1) Salgar os queijos por  2  horas (peças de cerca de 500 g) em salmoura com 20% de sal (19ºBé), pH em torno de 4,8.

2) Salga a seco, que consiste em esfregar sal na casca dos queijos duas vezes, num período de 12 h. 

Tratamento da casca e maturação

- Após a salga os queijos poderão ser conduzidos à uma camara de maturação, com cerca de 95% de umidade relativa no ar, e temperatura entre 15 e 17°C.  Neste ambiente os queijos ficarão de 3 a 5 dias, para  se “enxugar” um pouco e formar uma casca fina e completar a absorção do sal, antes concentrado na periferia. Os queijos podem ser colocados em prateleiras de madeira ou em prateleiras gradeadas, ao estilo daquelas usadas para Camembert, que são as mais adequadas. Uma boa ventilação é necessária nesta fase. 

 

- Em seguida, no mesmo local, inicia-se o processo de lavagem da casca dos queijos com uma solução salina, que deve conter:

a) 15 a 20% de cloreto de sódio
b) um pouco de corante de urucum 
c) a parte restante (2/3) do cultivo liofilizado ou líquido de Geotrichum candidum
d) o cultivo Brevibacterium linens, na dose recomendada pelo provedor.

- Durante 4 a 5 dias, pela manhã, virar os queijos, e aplicar com um pano, a solução salina, e somente nas faces laterais e superiores (nunca na face em contato com a madeira ou com as grades).

- Ao final do período os queijos já estarão ligeiramente alaranjados. Substituir então a solução salina por água morna (“doce”), aplicada levemente com um pano, todas as manhãs, por  2 a 3  dias. Manter as viragens diárias.

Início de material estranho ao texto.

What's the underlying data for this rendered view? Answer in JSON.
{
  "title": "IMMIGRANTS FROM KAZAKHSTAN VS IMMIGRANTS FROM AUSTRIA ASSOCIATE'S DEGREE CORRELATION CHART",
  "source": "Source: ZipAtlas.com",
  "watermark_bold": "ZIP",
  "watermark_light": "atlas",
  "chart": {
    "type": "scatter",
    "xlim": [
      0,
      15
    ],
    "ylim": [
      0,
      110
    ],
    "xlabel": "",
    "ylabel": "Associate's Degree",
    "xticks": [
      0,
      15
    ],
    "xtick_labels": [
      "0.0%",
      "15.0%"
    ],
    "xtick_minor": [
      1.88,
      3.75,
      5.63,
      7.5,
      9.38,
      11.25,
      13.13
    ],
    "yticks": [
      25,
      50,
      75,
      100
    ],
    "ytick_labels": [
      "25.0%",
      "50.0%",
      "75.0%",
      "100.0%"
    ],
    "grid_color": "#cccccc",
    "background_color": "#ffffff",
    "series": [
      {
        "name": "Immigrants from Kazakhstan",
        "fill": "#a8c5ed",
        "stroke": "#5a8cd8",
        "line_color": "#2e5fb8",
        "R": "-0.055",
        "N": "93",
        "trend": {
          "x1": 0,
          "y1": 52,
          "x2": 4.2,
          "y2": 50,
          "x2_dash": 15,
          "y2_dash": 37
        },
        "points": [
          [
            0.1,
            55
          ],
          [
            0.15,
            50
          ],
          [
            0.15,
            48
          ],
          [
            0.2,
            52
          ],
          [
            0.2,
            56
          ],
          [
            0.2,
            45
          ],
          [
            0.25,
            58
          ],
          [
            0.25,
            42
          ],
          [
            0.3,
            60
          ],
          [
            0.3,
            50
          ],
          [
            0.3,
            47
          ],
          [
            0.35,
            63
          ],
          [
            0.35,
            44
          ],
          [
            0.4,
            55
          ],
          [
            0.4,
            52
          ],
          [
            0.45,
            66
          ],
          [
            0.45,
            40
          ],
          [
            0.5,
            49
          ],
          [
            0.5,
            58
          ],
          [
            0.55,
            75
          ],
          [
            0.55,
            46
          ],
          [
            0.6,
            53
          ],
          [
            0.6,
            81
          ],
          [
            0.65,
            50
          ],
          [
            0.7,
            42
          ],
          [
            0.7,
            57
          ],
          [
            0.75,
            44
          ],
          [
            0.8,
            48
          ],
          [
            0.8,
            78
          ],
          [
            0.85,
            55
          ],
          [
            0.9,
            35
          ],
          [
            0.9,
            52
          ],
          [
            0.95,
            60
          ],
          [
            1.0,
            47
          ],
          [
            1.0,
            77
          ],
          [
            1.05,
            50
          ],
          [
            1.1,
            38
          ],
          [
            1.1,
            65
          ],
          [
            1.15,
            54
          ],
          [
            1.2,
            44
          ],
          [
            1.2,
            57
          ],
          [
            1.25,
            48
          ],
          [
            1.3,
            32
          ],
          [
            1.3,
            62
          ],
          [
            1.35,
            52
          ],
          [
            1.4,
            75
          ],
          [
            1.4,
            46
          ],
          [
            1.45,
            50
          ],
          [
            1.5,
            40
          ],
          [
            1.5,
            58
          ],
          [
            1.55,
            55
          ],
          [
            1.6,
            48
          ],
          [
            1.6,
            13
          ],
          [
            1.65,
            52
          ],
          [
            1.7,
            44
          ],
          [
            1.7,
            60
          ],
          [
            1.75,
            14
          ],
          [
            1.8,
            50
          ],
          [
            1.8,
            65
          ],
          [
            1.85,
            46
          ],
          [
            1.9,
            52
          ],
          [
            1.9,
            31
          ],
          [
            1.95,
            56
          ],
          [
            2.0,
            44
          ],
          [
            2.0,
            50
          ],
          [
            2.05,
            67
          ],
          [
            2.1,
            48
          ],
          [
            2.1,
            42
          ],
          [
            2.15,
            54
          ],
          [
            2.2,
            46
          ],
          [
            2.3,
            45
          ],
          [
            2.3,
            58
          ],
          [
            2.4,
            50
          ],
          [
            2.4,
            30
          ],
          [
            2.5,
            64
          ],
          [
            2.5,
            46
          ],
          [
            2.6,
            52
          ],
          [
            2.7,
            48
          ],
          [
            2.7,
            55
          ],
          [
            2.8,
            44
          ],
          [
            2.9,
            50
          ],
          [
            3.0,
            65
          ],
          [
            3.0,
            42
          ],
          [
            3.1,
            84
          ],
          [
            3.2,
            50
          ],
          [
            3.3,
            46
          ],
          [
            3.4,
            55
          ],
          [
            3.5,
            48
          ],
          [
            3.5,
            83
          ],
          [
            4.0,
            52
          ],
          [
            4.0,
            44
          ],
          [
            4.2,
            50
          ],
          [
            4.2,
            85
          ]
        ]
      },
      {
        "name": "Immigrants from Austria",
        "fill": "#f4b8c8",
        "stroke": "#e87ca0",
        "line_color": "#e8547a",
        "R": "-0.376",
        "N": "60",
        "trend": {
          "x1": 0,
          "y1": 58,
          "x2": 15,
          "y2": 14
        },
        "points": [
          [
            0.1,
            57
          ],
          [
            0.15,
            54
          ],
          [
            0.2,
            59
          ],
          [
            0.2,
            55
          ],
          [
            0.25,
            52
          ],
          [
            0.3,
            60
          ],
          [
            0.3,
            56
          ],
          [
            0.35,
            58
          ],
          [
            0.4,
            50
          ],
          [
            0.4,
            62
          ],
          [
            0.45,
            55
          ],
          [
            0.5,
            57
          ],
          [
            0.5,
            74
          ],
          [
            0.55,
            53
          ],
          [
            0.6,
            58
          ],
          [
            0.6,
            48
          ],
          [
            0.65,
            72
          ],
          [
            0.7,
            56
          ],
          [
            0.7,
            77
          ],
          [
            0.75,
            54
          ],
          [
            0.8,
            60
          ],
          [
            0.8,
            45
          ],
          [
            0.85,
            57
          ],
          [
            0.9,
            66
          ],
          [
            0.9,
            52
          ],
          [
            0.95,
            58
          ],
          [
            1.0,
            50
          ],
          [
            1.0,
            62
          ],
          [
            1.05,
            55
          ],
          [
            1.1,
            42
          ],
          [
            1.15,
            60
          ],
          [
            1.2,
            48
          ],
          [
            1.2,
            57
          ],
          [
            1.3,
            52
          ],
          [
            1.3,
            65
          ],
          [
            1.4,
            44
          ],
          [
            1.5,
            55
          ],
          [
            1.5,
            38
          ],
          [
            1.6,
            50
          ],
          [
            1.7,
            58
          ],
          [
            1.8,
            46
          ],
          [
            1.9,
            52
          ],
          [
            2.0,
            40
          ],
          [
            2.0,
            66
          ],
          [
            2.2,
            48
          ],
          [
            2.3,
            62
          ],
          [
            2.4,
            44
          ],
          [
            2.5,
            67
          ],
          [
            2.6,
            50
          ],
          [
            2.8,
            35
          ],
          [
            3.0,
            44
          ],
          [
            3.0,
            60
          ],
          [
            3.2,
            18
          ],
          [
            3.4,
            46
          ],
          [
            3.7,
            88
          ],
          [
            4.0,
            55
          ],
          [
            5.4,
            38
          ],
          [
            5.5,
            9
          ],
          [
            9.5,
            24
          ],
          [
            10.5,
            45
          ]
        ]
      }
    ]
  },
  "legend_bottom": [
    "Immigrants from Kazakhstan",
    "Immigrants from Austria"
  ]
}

- Uma vez completado este tratamento, deixar os queijos secarem por mais 3 dias, com viragens a cada manhã. Será possível observar-se um ligeiro crescimento do fungo esbranquiçado Geotrichum candidum  na casca do queijo. 

- Proceder à embalagem em papel alumínio ou similar. Maturar por mais uma semana neste mesmo ambiente, quando então os queijos estarão prontos para comercialização. Caso se deseje secar mais a casca alaranjada e esbranquiçada (fungos) do Reblochon, o queijo poderá completar sua maturaçao sem nenhuma embalagem. O bom Reblochon não apresenta melosidade na casca, que terá a coloração alaranjada típica, e poderá estar coberta por uma camada rala, irregular e com falhas, de um fungo  esbranquiçado (Geotrichum candidum ou Penicillium spp.). Ao corte, a massa é untuosa, muito macia, podendo apresentar alguns olhos irregulares. O sabor e aroma são pronunciados e agradáveis.

- Para se elaborar-se 1 kg de Reblochon (fresco) são necessários cerca de 8,0 litros de leite.